Langenthal was also the starting point of the metre-gauge Langenthal–Melchnau-Bahn, which opened on 6 October 1917. Its line to Melchnau began at Gaswerk station as a branch of the Langenthal–Jura-Bahn Railway. Cooperation was planned from the very beginning, so LMB not only selected the same electrification system, but also contracted all operations to the Langenthal-Jura Railway. With the opening of the Solothurn-Niederbipp Railway (Solothurn-Niederbipp-Bahn, SNB) on 9 January 1918, another connection to a metre-gauge railway was opened in Niederbipp. The SNB also sought contact with the LJB and entered into an operating contract, adopted the electrification system of the Langenthal-Jura Railway and ran individual trains to Oensingen.

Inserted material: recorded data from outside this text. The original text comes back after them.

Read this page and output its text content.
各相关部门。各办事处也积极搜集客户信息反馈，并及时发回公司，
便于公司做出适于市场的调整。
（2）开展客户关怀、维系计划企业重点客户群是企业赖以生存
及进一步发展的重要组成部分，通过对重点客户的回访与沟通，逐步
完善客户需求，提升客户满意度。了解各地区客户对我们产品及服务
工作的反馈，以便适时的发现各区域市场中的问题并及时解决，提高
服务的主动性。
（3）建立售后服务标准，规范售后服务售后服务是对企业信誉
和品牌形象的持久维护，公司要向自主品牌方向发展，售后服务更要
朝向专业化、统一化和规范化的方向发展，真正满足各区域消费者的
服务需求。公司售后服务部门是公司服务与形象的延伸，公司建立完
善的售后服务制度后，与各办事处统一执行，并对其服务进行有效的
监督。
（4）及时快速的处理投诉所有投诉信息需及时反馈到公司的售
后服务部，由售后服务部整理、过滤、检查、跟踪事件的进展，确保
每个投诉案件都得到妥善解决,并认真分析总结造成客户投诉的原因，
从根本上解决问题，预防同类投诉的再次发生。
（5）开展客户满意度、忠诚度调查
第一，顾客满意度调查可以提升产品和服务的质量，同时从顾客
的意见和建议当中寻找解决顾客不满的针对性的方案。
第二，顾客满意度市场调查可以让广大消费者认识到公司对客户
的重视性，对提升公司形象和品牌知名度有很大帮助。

The Langenthal-Jura Railway connected with the Swiss Federal Railways (SBB) at the stations of Langenthal, Niederbipp and Oensingen SBB. On the Niederbipp–Oensingen section, it was in direct competition with the SBB and initially did well. Although it had a longer travel time, due to its poorer routing as a tramway, it offered a much better timetable than the SBB then operated for regional traffic. The route also allowed somewhat more connections from Oensingen and more services for the workforce of the companies in the Balsthal industrial district of Klus (including Von Roll) to be provided by the Langenthal-Jura Railway or from 1918 by the SNB; Klus itself has been served since 1899 by the standard gauge Oensingen—Balsthal railway (Oensingen-Balsthal-Bahn, OeBB).

As the SBB strongly expanded regional services on the Olten–Oensingen–Solothurn line in the following years, passenger numbers collapsed; the SNB service to Solothurn was no longer able to compete with the SBB over the entire line and concentrated on serving the traffic between Solothurn and Niederbipp. Due to a lack of passengers, the LJB closed the most unprofitable section, the about one and a half kilometre-long Oensingen SBB–Oensingen Schulhaus section on 14 May 1928 and subsequently dismantled it.

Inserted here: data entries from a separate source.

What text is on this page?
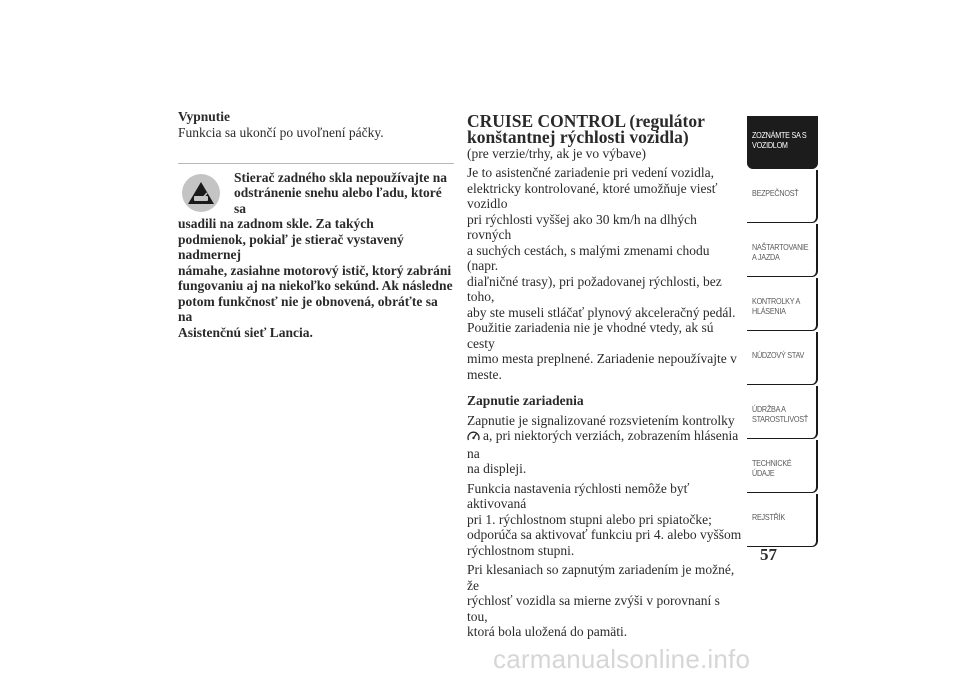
Vypnutie

Funkcia sa ukončí po uvoľnení páčky.

Stierač zadného skla nepoužívajte na
odstránenie snehu alebo ľadu, ktoré sa
usadili na zadnom skle. Za takých
podmienok, pokiaľ je stierač vystavený nadmernej
námahe, zasiahne motorový istič, ktorý zabráni
fungovaniu aj na niekoľko sekúnd. Ak následne
potom funkčnosť nie je obnovená, obráťte sa na
Asistenčnú sieť Lancia.

CRUISE CONTROL (regulátor
konštantnej rýchlosti vozidla)

(pre verzie/trhy, ak je vo výbave)

Je to asistenčné zariadenie pri vedení vozidla,
elektricky kontrolované, ktoré umožňuje viesť vozidlo
pri rýchlosti vyššej ako 30 km/h na dlhých rovných
a suchých cestách, s malými zmenami chodu (napr.
diaľničné trasy), pri požadovanej rýchlosti, bez toho,
aby ste museli stláčať plynový akceleračný pedál.
Použitie zariadenia nie je vhodné vtedy, ak sú cesty
mimo mesta preplnené. Zariadenie nepoužívajte v
meste.

Zapnutie zariadenia

Zapnutie je signalizované rozsvietením kontrolky
a, pri niektorých verziách, zobrazením hlásenia na
na displeji.
Funkcia nastavenia rýchlosti nemôže byť aktivovaná
pri 1. rýchlostnom stupni alebo pri spiatočke;
odporúča sa aktivovať funkciu pri 4. alebo vyššom
rýchlostnom stupni.
Pri klesaniach so zapnutým zariadením je možné, že
rýchlosť vozidla sa mierne zvýši v porovnaní s tou,
ktorá bola uložená do pamäti.
ZOZNÁMTE SA S
VOZIDLOM
BEZPEČNOSŤ
NAŠTARTOVANIE
A JAZDA
KONTROLKY A
HLÁSENIA
NÚDZOVÝ STAV
ÚDRŽBA A
STAROSTLIVOSŤ
TECHNICKÉ
ÚDAJE
REJSTŘÍK
57
carmanualsonline.info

During the Second World War, the Langenthal-Jura Railway ran into financial hardship and asked the authorities for financial aid. The Canton of Berne essentially approved support for the almost two and a half kilometers long Niederbipp–Oensingen section. This had long since become rundown and unprofitable as a result of competition with the SBB, it had been relocated on state roads, it had fallen into a poor condition due to a lack of maintenance and it also had the political disadvantage of running to another canton. Thus on 9 May 1943 operations stopped and the tracks were dismantled immediately—iron and copper were sought-after raw materials in the war years and the company needed the additional income. Niederbipp became a terminal station for the LJB and the SNB, with a remnant of the line used as a siding.

The 40-year cooperation between the Langenthal-Jura Railway and the LMB was eventually followed by a legal merger: on 1 January 1958 the Langenthal-Jura Railway and the LMB merged to form Oberaargau-Jura Railways (Oberaargau-Jura-Bahnen, OJB). As a result, a new cooperation agreement was signed in 1959 with the SNB. With the contract, the LJB/OJB workshop in Langenthal also became a workshop for the SNB, which could abandon its own rolling stock maintenance.

Since the timetable change in December 2012, the line to Oensingen station has been served again. The new line runs parallel to the SBB line between Niederbipp and Oensingen, and also has a station to serve the industrial area there. This line is not identical to the original line between Niederbipp and Oensingen.

== Transporter wagon yards ==
The LJB opened the first transporter wagon yard for the transport of standard-gauge freight wagons on a metre-gauge line in Switzerland in Langenthal on 29 December 1909. The delivery points, which initially ended at Aarwangen, were extended to on 7 March 1913. The LMB carried transporter wagons to Melchnau from its opening in 1917. Since the LMB's opening, deliveries to Melchnau have also been possible. The SNB, which was opened on 9 January 1918, included another transporter wagon yard, located in Niederbipp, which was also used by the LJB. It served delivery points as far as Bannwil from Niederbipp. The whole LJB line has been served from Niederbipp since 1943.